Cependant, c’est avec Deadly Class, co-créé avec Rick Remender, qu’il marque de façon indélébile le paysage du comics indépendant.
Il en assurera l’entièreté de la partie graphique jusqu’à une conclusion qui reste encore encrée dans ma mémoire.

Kaya est un tout autre défi.
Sur cette nouvelle série, il devient un auteur complet en se lançant sans l’appui de scénariste.
Un pari risqué qui a vu beaucoup de dessinateurs talentueux se casser les dents.

Alors, est-ce que Kaya est une réussite ?

À la frontière entre la fantaisie et la science fiction

Lézardiens et vache à lait

Pour un premier essai, Wes Craig ne démérite pas.
Certes, et nous y reviendrons, la partie graphique joue un rôle primordial dans cette réussite.
Et si on peut lui reprocher quelques lourdeurs narratives, on sent que ses années aux côtés de scénaristes de la trempe de Rick Remender lui ont été profitables.

Il sait construire un récit rythmé, développer des personnages et proposer des enjeux clairs et définis.
Certes, cette quête initiatique sous forme de prophétie n’est pas des plus originales mais l’univers est assez intriguant pour qu’on s’y plonge avec un certain plaisir.
Surtout que ce premier tome n’est que la première étape du voyage de Kaya et Jin.
On explore avec eux un territoire encore inconnu, peuplé de diverses peuplades, de créatures terrifiantes et d’un empire autoritaire en toile de fond.
En introduisant les lézardions, Wes Craig développe une culture, une histoire, des traditions bien différentes de celle de nos deux protagonistes.

Malgré tout, le monde de Kaya a de nombreuses zones de flou.
Si certains aspects sont empruntés à la fantaisie, d’autres tendent vers la science fiction.
Wes Craig s’amuse à brouiller les pistes en intégrant des espèces aussi communes qu’une vache ou un sanglier, tout en les faisant côtoyer un monstre aussi légendaire que le Magron.
Et que penser des Atriens, ces robots qui dominent ce monde d’une main de fer ?
Pour le moment, et malgré quelques interprétations évidentes, le mystère reste entier.
Cependant, il n’est pas sûr qu’il faille en dévoiler plus.

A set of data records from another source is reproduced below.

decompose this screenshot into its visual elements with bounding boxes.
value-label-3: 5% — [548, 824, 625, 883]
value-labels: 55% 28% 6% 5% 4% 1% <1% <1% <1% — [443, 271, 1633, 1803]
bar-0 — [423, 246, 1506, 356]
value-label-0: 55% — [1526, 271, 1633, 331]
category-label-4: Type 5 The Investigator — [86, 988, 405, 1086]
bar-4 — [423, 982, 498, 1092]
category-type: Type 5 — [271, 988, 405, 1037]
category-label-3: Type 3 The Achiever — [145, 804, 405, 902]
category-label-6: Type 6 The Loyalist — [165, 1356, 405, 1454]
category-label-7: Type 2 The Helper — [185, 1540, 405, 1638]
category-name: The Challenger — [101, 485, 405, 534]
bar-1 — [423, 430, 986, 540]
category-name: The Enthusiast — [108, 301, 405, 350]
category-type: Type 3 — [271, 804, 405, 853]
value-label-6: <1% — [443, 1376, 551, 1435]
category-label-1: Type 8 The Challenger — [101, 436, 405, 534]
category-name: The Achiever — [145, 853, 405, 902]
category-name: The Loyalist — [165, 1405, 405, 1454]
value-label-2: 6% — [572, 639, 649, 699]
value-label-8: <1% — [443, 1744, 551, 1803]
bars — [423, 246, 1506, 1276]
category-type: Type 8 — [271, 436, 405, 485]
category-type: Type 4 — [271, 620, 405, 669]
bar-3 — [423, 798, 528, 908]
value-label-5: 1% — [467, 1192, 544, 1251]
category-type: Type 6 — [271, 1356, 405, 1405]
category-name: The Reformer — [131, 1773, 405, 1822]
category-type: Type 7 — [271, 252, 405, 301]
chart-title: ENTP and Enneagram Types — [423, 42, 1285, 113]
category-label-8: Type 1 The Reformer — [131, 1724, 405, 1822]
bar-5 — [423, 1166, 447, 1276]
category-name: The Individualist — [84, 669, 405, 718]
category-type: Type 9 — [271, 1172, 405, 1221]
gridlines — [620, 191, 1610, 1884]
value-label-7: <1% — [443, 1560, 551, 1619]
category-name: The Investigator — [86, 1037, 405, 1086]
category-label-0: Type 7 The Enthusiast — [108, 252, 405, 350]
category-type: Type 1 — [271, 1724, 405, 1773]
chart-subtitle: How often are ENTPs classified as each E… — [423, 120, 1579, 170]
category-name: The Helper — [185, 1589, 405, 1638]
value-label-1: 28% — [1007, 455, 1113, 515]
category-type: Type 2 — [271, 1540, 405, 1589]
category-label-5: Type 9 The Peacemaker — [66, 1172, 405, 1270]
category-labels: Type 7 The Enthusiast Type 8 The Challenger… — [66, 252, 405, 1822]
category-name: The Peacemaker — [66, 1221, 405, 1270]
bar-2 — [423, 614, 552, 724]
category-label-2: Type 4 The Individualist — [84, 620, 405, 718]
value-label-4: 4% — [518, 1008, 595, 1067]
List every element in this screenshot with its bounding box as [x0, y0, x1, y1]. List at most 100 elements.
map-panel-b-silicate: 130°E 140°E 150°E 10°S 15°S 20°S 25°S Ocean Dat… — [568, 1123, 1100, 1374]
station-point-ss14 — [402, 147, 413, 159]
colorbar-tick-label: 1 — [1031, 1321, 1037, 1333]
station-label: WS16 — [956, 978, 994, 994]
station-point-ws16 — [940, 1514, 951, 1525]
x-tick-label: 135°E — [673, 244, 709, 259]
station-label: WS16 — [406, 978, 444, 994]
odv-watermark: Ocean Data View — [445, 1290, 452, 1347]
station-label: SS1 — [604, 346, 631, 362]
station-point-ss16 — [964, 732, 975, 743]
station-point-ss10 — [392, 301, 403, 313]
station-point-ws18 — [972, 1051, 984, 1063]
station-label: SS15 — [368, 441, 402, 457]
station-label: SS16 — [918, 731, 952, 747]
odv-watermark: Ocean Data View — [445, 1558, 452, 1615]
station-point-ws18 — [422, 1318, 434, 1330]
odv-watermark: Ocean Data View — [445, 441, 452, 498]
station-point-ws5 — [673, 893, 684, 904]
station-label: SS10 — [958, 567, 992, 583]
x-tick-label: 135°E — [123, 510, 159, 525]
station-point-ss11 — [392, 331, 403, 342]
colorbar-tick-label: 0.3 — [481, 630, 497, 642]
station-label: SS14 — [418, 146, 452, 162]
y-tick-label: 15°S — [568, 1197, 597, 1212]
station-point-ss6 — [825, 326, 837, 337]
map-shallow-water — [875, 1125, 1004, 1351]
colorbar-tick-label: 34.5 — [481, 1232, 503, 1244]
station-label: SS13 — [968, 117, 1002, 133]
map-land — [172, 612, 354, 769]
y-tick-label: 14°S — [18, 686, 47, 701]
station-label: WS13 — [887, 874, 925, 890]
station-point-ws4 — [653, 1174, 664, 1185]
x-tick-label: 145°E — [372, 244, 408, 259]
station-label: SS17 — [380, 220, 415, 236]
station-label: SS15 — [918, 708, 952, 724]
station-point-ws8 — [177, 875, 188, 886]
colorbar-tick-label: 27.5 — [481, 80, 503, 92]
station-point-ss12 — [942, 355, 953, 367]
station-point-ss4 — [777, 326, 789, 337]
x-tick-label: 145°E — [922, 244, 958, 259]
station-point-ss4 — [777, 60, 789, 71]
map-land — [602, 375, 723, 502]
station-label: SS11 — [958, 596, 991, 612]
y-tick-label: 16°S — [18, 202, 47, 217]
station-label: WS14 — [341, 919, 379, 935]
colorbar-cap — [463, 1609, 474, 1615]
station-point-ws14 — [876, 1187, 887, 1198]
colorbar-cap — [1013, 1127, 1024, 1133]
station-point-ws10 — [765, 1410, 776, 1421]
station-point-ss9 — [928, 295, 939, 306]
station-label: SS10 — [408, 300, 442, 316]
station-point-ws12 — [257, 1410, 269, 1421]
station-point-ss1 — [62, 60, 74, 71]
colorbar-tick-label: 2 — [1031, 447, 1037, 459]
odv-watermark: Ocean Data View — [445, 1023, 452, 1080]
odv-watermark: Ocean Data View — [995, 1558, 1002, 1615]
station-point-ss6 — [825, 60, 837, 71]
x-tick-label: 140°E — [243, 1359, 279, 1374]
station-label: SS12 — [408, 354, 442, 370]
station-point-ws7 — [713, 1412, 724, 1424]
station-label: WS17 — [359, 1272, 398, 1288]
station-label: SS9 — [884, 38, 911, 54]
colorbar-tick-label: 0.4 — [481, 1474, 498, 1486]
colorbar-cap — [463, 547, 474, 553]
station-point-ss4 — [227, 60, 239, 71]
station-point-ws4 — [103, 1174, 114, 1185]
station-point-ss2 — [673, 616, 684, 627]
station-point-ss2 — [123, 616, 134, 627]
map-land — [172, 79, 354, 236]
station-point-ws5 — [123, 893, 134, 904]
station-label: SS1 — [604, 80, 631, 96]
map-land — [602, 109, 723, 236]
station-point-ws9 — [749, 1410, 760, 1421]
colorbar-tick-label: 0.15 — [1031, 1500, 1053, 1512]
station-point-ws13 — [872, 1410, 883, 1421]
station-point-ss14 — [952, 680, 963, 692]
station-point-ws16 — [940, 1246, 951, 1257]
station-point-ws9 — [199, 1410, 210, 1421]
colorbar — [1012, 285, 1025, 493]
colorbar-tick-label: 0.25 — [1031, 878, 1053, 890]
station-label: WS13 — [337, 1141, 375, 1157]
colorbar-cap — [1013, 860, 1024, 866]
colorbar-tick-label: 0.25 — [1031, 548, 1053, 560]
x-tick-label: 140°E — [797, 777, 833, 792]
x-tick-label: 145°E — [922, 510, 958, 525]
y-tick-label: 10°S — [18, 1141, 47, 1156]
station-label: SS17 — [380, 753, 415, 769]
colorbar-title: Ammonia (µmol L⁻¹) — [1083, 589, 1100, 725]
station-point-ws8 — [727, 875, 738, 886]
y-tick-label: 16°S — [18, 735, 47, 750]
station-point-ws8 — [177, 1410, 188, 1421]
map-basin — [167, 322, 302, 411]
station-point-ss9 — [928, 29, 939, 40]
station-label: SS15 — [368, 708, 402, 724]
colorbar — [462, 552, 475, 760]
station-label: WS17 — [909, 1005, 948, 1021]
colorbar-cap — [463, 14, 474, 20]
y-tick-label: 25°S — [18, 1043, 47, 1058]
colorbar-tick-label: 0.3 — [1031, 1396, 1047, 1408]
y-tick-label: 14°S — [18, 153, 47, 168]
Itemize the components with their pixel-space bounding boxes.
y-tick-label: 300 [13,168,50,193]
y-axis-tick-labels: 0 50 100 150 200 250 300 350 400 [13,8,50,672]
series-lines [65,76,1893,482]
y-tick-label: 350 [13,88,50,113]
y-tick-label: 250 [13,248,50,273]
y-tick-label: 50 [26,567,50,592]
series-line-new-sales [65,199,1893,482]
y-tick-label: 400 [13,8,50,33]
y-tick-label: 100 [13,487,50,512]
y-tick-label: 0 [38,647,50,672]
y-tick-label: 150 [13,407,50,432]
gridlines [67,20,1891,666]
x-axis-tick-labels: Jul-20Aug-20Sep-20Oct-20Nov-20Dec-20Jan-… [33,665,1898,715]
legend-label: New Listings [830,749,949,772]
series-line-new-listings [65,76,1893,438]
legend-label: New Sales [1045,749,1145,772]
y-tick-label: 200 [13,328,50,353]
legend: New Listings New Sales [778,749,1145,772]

Ce sont justement ces mélanges incongrus qui font toute l’originalité de la création de Wes Craig.
Et, au final, ce qui nous intéresse est ailleurs.

De multiples interactions

Un autre duo

À l’image de son collègue Rick Remender, Wes Craig a compris que la caractérisation des personnages est essentielle au succès ou non d’une histoire.
Nous devons nous sentir concernés par cette quête. Il faut vibrer avec eux et ressentir leurs instants de doute comme de joie.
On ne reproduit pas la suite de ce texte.